UNFPA praises Nigeria’s ban on genital mutilation
Nigeria and Gambia have been recognised among countries that have banned female genital mutilation.
The UN Fund for Population Activities, UNFPA, in a report on the of 2017 International Day of Zero Tolerance for Female Genital Mutilation commemorated on February 6, stressed the urgent need to abandon the practice.
Female genital mutilation refers to all procedures involving partial or total removal of the external female genitalia or other injury of the female genital organs for non-medical reasons. It is a deeply entrenched social and cultural norm in many societies.
UNFPA, jointly with UNICEF, is leading the largest global programme to accelerate the abandonment of female genital mutilation, it said.
Teenage sex risks cervical cancer, kills 250,000 women
Research has shown that women who engage in active sex before age of 18 are more prone to cervical cancer.
The Plateau Commissioner of Health, Kunden Deyin, said this occurs because the Human Papilloma Virus (HPV) easily infects a young woman’s cervix due to premature cells in the cervix.
Mr. Deyin also said women who have multiple sexual partners also have increased risk of developing cervical cancer.
In a similar vein, the World Health Organisation reported that no fewer than 250,000 women are killed by cervical cancer every year, with 85 per cent of them from low and middle income countries.
According to a report released by (WHO), the deaths occur mainly in countries in Africa and Asia.
Nigeria gets committees on healthcare
Nigeria has inaugurated the technical and steering committees to drive the process of improving quality healthcare for mothers, newborns and children.
Osagie Ehanire, the Minister of State for Health, while inaugurating the steering and technical committees in Abuja, said it was in direct response for the admission of Nigeria into the World Health Organisation’s network on quality healthcare for mothers, newborns and children.
The members of the steering committee are the Minister of Health, Minister of State for Health, ministers of Women Affairs and Social Development; Finance; Agriculture; Education; Water Resources; Environment; and Information and Culture.
The technical committee will contribute to the development of national quality of care strategies of health services and develop an action plan/road map to improve national quality of care of health services.

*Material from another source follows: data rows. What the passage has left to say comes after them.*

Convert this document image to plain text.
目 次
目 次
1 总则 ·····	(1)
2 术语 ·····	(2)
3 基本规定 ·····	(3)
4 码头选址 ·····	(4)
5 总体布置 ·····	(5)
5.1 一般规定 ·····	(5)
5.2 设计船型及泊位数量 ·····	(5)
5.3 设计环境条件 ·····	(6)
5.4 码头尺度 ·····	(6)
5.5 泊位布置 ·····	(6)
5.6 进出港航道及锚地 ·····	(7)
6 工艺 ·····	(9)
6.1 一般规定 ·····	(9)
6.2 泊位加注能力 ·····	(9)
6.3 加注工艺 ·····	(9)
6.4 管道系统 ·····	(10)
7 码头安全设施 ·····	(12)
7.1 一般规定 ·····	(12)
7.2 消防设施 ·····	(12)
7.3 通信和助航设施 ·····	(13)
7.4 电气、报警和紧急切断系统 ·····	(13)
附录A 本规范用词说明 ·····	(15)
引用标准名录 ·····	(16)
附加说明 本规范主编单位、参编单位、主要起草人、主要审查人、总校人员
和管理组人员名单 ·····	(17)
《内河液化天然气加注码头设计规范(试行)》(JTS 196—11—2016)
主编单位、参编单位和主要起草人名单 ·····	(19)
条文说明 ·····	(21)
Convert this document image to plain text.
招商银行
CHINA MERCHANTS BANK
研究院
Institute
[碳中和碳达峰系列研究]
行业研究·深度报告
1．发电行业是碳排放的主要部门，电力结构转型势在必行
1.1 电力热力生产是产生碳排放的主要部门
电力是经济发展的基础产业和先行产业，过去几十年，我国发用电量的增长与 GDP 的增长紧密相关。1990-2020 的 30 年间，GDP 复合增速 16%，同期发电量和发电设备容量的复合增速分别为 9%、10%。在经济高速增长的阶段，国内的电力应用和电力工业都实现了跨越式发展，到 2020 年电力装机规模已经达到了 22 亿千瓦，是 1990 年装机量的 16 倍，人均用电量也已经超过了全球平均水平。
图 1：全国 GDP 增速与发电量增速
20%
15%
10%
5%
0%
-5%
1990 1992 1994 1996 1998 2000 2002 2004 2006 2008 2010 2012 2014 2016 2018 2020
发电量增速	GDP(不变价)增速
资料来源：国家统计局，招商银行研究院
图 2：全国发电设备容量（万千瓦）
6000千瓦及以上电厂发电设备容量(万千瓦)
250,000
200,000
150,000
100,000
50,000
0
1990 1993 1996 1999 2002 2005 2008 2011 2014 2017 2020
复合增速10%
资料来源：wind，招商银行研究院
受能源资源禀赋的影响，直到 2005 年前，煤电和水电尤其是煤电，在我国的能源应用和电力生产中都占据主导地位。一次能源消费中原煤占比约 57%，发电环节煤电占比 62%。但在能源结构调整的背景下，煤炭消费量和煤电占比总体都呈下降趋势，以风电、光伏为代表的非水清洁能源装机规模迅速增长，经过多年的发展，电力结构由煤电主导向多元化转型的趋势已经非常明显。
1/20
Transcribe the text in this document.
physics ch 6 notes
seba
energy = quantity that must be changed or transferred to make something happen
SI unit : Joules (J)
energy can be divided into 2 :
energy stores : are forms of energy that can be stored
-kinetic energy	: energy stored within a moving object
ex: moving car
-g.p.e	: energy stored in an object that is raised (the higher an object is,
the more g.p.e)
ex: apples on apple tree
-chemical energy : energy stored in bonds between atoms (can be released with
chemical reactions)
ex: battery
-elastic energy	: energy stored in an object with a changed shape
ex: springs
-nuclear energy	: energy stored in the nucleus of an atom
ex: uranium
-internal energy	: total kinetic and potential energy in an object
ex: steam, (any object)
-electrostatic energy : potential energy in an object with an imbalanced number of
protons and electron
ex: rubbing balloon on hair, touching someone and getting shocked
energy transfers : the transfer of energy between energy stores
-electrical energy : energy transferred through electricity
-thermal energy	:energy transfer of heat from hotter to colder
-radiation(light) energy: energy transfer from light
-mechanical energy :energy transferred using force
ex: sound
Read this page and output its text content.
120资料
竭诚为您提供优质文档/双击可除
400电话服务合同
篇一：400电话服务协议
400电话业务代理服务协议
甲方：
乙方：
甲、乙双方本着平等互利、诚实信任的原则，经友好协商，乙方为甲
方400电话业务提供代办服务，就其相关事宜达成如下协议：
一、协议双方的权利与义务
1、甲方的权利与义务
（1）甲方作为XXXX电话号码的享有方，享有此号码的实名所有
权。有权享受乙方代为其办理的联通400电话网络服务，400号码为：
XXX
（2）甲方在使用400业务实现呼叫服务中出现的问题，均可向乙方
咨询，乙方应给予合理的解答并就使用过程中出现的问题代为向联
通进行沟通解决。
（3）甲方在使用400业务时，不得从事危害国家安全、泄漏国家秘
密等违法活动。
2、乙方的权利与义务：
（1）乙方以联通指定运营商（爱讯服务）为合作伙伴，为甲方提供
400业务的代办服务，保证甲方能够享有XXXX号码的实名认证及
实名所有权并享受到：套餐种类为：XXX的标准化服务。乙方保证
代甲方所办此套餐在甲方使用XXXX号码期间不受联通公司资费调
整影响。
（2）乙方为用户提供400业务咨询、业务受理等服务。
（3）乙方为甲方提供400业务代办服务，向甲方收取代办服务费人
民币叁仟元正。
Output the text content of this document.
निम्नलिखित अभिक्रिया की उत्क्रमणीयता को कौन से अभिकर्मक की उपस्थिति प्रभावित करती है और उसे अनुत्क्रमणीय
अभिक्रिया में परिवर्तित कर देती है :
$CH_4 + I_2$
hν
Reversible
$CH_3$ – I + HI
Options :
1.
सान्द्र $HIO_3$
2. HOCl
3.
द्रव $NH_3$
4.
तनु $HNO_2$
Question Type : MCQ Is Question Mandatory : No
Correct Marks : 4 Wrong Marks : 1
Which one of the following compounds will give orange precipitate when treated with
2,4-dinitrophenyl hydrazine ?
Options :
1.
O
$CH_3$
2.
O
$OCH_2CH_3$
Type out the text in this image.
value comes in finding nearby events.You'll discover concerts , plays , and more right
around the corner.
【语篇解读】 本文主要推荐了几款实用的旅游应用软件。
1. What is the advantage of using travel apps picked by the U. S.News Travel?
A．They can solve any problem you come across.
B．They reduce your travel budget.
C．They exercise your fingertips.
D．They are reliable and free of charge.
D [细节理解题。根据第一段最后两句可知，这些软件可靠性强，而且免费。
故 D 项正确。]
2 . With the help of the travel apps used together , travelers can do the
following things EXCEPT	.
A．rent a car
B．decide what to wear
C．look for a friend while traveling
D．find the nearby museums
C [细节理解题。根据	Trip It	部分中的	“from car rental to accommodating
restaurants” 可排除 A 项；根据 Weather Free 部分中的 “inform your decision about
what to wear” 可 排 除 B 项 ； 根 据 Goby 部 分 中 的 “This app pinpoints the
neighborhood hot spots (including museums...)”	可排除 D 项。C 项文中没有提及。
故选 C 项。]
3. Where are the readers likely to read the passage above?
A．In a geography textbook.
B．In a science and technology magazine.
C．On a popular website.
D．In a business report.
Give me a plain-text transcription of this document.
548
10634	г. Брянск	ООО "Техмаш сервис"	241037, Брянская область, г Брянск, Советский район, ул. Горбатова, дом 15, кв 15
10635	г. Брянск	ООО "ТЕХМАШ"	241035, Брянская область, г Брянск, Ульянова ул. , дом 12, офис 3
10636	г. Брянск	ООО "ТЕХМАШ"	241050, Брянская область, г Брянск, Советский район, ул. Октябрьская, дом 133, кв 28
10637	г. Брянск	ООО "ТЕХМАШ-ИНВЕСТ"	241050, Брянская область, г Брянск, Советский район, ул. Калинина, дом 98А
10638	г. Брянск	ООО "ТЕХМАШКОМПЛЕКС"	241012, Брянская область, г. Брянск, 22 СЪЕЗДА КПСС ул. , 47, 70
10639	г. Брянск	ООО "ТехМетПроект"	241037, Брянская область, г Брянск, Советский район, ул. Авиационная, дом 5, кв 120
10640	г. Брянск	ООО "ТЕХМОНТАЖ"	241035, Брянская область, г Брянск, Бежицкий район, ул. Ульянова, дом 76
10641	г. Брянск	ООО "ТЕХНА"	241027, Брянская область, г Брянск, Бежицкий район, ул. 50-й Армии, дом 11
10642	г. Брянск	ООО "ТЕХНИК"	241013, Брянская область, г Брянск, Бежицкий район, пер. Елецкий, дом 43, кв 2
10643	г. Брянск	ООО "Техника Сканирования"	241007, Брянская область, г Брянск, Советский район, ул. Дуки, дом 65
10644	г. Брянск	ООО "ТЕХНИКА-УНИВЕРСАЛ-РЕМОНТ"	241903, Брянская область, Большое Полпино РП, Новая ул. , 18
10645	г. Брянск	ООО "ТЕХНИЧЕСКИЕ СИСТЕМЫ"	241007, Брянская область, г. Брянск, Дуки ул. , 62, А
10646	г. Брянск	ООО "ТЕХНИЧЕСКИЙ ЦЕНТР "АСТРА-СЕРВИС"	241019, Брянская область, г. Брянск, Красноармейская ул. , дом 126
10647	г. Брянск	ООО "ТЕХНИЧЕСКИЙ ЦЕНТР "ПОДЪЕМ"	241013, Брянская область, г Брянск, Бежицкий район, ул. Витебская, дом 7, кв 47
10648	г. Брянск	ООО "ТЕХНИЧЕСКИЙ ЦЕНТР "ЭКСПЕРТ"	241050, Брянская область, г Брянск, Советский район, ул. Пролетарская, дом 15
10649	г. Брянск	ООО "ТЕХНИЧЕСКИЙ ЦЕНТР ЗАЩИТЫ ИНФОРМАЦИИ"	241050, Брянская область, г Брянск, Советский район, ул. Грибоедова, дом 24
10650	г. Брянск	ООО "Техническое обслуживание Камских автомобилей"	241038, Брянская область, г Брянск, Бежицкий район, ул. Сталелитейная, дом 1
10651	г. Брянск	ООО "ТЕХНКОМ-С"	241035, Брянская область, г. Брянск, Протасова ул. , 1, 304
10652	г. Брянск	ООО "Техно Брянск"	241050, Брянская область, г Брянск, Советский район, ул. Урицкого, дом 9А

Rwandan medics banned from using cell phones
Rwanda has banned the use of cell phones by medical workers while on duty.
The country’s ministry of health directed that effective March 1, healthcare providers will be prohibited from using personal phones during working hours to “ensure better service delivery and speed up healthcare service delivery to patients.
Diane Gashumba, Rwanda Minister for Health, confirmed the development, saying that the use of cell phones by medical workers on duty was a challenge to improved healthcare services to patients.
In Nigeria, glaucoma affects south east region most
Nigerians have been advised to go for eye tests at least once in a year to make sure they do not have glaucoma.
An ophthalmologist, Nkiru Akaraiwe, gave this advice in Enugu during the Enugu Glaucoma Symposium.
Mrs. Akaraiwe, who was the facilitator of the symposium, said Glaucoma could only be checked if patients visit medical experts on time before their condition deteriorates.
The president of the Ophthalmologist Association of Nigeria, Sebastine Nwosu, at the forum offered to partner Nigeria’s federal government in creating public awareness of the disease throughout the country.
He pointed out that the South-east has the most cases of Glaucoma in Nigeria, adding that severe visual impairment of persons over 40 years in the region is two per cent with Glaucoma blindness standing at 1.2 per cent, compared to 0.3 per cent in other regions.